5. En deuxième lieu, pour les motifs exposés ci-dessus, le détournement de pouvoir allégué n'est pas établi.
6. En dernier lieu, les consorts F... réitèrent en appel, sans l'assortir d'éléments nouveaux, leur moyen selon lequel le prix d'achat fixé par l'arrêté litigieux est très inférieur aux prix pratiqués dans des ventes de biens identiques. Il y a lieu de l'écarter par adoption des motifs retenus à bon droit par les premiers juges.
7. Il résulte de ce qui précède que les consorts F... ne sont pas fondés à soutenir que c'est à tort que, par le jugement attaqué, le tribunal administratif de Lyon a rejeté leur demande.

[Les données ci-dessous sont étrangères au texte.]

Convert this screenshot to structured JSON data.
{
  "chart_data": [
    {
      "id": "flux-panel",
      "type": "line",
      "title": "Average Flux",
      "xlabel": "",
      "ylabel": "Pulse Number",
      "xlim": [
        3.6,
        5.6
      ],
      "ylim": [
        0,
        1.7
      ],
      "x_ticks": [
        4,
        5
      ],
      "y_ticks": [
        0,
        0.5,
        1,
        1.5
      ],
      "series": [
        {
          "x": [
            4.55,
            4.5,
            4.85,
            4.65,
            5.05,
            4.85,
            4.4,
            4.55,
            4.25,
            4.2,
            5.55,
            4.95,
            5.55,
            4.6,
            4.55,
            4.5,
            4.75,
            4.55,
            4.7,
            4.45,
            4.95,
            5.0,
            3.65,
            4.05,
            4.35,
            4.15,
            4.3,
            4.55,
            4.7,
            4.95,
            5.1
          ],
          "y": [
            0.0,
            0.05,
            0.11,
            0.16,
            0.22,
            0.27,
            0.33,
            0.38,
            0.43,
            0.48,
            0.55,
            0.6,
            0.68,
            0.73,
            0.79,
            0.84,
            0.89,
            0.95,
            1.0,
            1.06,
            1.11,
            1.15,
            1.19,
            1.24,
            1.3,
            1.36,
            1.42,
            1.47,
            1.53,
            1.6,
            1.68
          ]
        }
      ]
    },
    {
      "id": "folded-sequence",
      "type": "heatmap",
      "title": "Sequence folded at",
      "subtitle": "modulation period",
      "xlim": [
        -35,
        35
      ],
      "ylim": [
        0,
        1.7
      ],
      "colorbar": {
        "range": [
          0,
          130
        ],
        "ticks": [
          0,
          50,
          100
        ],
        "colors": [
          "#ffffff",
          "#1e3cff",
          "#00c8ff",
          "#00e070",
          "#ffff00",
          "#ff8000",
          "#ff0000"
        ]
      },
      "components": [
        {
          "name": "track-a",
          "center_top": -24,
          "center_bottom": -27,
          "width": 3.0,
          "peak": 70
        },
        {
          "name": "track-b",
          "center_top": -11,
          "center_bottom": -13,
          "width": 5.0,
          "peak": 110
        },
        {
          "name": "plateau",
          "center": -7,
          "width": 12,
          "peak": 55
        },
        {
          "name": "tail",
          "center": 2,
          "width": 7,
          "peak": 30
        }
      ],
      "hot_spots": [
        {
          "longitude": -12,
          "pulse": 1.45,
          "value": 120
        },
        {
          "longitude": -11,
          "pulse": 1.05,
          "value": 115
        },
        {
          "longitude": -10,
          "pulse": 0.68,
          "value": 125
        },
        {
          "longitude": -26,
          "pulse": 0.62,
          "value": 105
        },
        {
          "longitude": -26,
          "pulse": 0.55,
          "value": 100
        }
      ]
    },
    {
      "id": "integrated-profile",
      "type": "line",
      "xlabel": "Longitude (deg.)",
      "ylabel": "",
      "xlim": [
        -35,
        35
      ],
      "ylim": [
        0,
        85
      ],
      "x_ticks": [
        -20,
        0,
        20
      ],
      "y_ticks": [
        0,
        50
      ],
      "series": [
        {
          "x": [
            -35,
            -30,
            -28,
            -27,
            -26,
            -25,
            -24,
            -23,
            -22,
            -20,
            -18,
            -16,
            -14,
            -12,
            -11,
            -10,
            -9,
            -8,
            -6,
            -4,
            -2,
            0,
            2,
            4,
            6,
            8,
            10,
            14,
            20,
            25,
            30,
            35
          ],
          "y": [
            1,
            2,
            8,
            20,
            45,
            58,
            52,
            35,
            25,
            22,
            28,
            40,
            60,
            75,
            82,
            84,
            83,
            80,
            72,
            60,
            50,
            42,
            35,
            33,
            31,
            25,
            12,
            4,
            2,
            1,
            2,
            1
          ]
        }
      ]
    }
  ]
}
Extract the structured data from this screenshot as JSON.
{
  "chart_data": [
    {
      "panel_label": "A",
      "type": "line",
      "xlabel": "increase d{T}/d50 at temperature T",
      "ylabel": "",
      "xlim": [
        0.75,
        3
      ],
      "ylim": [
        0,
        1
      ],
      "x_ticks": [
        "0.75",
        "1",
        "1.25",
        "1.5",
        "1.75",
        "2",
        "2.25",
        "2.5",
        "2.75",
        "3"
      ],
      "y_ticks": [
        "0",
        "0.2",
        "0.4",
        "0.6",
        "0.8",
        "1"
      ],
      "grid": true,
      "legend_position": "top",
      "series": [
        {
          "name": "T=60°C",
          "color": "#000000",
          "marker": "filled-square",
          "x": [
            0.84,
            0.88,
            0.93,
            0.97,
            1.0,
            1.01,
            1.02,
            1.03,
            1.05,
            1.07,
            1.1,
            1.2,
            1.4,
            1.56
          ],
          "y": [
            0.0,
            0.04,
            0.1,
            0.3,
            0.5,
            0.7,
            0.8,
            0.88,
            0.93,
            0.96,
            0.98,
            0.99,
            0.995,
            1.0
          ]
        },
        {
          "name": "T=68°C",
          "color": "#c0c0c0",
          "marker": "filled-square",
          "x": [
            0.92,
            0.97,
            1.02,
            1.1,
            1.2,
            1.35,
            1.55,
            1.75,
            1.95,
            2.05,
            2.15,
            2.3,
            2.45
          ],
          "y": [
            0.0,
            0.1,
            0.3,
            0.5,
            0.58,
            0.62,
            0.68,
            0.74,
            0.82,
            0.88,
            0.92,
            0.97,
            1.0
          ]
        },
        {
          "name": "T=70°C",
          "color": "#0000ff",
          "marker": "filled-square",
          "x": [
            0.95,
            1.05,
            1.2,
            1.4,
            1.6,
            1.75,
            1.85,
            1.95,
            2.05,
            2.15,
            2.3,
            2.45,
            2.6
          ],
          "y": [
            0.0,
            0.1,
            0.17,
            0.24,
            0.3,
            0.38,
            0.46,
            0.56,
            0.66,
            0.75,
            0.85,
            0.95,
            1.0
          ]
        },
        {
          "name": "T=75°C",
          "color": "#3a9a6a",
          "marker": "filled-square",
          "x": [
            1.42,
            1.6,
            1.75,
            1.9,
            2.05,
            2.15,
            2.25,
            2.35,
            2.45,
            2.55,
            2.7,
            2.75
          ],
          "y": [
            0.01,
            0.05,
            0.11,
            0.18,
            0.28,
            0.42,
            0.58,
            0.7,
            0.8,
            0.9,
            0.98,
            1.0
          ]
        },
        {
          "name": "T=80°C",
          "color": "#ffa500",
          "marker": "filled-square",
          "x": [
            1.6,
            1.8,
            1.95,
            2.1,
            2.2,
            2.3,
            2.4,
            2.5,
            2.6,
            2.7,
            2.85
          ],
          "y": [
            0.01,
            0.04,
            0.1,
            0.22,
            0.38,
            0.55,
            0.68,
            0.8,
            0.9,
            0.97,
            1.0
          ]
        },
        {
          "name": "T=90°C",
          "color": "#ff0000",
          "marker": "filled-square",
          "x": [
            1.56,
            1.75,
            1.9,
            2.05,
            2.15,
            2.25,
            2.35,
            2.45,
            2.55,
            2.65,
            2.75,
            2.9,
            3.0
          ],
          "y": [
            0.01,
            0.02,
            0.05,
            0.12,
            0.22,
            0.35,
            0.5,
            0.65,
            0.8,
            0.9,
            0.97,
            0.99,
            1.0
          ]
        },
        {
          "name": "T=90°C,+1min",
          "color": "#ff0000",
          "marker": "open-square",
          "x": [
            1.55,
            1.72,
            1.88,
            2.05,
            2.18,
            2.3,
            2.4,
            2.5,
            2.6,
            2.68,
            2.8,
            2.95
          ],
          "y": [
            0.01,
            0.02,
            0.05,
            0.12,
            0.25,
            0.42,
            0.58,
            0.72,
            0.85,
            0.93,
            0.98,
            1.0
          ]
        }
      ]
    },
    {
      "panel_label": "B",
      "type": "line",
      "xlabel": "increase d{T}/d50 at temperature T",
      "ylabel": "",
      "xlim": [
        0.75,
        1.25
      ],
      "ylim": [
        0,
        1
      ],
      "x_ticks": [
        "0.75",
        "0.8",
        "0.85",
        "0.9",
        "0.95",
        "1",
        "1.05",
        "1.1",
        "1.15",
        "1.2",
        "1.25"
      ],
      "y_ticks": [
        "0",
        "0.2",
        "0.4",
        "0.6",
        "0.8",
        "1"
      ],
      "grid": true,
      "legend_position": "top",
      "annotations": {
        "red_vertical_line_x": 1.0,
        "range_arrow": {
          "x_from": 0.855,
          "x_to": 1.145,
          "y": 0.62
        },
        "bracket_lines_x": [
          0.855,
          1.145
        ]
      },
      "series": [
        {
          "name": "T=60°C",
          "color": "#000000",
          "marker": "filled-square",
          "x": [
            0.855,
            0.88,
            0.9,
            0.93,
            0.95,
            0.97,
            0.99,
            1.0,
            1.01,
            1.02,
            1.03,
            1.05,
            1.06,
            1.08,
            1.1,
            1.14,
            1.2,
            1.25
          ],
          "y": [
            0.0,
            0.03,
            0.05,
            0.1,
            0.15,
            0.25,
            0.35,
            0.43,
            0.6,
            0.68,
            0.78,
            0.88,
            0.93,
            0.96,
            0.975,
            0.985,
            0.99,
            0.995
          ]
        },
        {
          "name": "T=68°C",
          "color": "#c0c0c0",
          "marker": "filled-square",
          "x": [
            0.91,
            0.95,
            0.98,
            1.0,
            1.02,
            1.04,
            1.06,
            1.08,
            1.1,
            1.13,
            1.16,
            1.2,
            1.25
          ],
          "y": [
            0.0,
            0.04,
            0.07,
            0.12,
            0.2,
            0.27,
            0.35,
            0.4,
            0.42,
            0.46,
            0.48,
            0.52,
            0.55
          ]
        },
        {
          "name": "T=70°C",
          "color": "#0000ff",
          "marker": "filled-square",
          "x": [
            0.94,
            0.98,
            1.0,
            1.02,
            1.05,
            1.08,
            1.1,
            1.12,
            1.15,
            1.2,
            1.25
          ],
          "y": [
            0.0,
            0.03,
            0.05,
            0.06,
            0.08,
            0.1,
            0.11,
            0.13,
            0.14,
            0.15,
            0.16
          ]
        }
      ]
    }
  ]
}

Sur les frais d'instance :
8. Les dispositions de l'article L. 761-1 font obstacle à ce que l'établissement public foncier de l'Ain, qui n'est pas partie perdante, et la commune d'Ars-sur-Formans, qui n'est pas partie, versent aux requérants la somme qu'ils demandent au titre des frais non compris dans les dépens qu'ils ont exposés. Il n'y a pas lieu, dans les circonstances de l'espèce, de faire droit aux conclusions présentées par l'établissement public foncier de l'Ain au titre des mêmes dispositions.
DÉCIDE :
Article 1er : La requête des consorts F... est rejetée.
Article 2 : Les conclusions de l'établissement public foncier de l'Ain présentées sur le fondement de l'article L. 761-1 du code de justice administrative sont rejetées.
Article 3 : Le présent arrêt sera notifié à M. D... F... et Mme J... B..., pour les requérants, et à l'établissement public foncier de l'Ain.
Délibéré après l'audience du 20 octobre 2020 à laquelle siégeaient :
M. Daniel Josserand-Jaillet, président de chambre,
M. Thierry Besse, président-assesseur,
Mme M... K..., première conseillère.
Rendu public par mise à disposition au greffe le 24 novembre 2020.